LAUREN C. WILLIAMS
Nearly a quarter of the Pentagon’s cyber jobs are unfilled, but the department has a plan to slash that number as part of a multiyear implementation plan released Thursday.
“Today we have about a 24 percent vacancy rate. And our plan, in the first two years…we're trying to reduce that about in half,” Mark Gorak, the principal director for resources and analysis for the Pentagon's chief information officer, told reporters Thursday.
The Defense Department has long struggled with maintaining its cyber workforce, which consists of about 75,000 civilians, 25,000 troops, and about 75,000 contractors, Gorak said.
And civilian cyber workers are the main challenge, as it's harder for DOD to attract and keep them, he said. For the military, retention is the primary challenge.
To address this, the Pentagon wants to set up a more formal revolving door with private industry through a pilot apprenticeship program for “employment exchanges with private companies,” according to the implementation plan dated July 13 but publicly released Aug. 3.
That is one of the implementation plan’s 22 objectives and 38 initiatives. Others include identifying a solid group of organizations with exceptional cyber talent to work with, improving recruiting tactics, and leaning into remote work and flexible scheduling.
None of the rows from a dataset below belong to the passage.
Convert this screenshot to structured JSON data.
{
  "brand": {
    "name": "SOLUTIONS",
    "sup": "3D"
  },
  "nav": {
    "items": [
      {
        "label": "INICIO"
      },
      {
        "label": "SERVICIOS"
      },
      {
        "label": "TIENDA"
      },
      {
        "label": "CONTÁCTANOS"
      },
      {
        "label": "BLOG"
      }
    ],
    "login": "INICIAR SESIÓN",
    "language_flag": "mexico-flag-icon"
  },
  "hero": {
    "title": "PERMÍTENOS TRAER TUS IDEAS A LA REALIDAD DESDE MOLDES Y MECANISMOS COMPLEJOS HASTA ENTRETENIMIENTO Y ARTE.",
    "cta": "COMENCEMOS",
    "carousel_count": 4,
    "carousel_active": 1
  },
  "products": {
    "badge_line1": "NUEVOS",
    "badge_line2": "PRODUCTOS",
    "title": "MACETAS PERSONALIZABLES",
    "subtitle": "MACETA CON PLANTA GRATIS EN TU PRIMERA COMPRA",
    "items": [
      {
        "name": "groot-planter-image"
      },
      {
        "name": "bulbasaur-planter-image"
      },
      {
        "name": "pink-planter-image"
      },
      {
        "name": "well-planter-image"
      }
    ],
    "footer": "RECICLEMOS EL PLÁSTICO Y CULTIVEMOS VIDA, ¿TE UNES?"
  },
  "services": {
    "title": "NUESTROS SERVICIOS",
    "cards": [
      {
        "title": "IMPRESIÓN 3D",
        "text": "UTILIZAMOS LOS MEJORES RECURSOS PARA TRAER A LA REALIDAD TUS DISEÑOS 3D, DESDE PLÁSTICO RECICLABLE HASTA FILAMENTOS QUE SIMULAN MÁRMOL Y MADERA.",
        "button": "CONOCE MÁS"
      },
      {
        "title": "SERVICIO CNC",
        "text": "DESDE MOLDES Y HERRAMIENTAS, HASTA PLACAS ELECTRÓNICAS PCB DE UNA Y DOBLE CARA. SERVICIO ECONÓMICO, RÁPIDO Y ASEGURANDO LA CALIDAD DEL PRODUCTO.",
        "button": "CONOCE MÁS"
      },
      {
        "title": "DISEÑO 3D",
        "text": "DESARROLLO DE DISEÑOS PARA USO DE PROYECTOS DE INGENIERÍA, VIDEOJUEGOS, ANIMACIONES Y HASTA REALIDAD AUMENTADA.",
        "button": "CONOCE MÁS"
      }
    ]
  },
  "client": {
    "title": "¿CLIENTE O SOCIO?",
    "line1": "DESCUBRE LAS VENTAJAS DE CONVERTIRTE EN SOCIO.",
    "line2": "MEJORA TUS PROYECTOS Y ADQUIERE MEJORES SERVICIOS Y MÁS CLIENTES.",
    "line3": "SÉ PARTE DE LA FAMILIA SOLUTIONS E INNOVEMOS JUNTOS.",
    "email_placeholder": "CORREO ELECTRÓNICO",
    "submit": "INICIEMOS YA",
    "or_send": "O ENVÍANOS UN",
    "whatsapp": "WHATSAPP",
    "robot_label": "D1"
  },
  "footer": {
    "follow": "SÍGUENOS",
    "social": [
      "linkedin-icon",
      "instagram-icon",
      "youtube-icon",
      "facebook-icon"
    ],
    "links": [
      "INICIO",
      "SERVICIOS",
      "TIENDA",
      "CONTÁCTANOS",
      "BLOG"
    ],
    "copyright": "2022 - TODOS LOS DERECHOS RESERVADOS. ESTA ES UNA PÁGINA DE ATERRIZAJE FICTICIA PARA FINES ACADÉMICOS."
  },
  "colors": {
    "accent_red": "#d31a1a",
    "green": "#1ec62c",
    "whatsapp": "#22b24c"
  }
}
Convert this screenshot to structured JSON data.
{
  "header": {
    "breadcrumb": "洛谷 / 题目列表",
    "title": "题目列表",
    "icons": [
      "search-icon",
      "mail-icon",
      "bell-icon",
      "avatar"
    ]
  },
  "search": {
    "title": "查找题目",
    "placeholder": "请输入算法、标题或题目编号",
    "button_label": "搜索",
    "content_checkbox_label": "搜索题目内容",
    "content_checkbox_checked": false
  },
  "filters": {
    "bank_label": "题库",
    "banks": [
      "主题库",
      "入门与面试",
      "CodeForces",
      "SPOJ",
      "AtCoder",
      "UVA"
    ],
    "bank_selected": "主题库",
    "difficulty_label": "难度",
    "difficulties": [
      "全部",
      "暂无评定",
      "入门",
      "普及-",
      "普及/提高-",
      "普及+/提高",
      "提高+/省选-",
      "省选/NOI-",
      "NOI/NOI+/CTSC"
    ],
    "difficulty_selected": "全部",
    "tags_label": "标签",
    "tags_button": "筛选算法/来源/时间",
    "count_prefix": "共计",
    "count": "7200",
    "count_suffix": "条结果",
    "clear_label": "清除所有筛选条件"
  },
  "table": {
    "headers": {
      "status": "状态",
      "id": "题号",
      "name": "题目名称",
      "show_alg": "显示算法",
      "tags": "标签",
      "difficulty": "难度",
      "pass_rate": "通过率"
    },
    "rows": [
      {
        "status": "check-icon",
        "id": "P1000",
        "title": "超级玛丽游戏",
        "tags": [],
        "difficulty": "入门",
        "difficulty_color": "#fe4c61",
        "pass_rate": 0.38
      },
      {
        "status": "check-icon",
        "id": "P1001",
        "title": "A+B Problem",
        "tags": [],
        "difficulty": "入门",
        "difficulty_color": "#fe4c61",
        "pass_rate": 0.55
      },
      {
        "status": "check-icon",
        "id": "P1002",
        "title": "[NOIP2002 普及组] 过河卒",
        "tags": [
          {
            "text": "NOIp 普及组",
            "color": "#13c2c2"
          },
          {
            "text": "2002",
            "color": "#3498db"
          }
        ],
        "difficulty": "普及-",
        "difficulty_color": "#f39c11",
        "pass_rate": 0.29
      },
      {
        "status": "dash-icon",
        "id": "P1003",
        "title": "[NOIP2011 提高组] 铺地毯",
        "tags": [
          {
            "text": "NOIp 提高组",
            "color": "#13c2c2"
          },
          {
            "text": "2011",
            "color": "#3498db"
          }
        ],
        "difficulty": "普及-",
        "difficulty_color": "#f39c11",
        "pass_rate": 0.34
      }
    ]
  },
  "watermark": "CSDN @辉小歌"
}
The implementation plan follows the release of the Pentagon’s cyber workforce strategy in March.
The Pentagon intends to have its initial action plans submitted to the chief information officer this fall, with working groups tracking progress by the end of the year, according to the document.
“To recruit and retain the most talented workforce, we must advance our institutional culture and reform the way we do business…The threats to our nation don't sleep,” Gorak said. “And the calling to defend and protect our nation in today's digital battlefield is more important now than ever before.”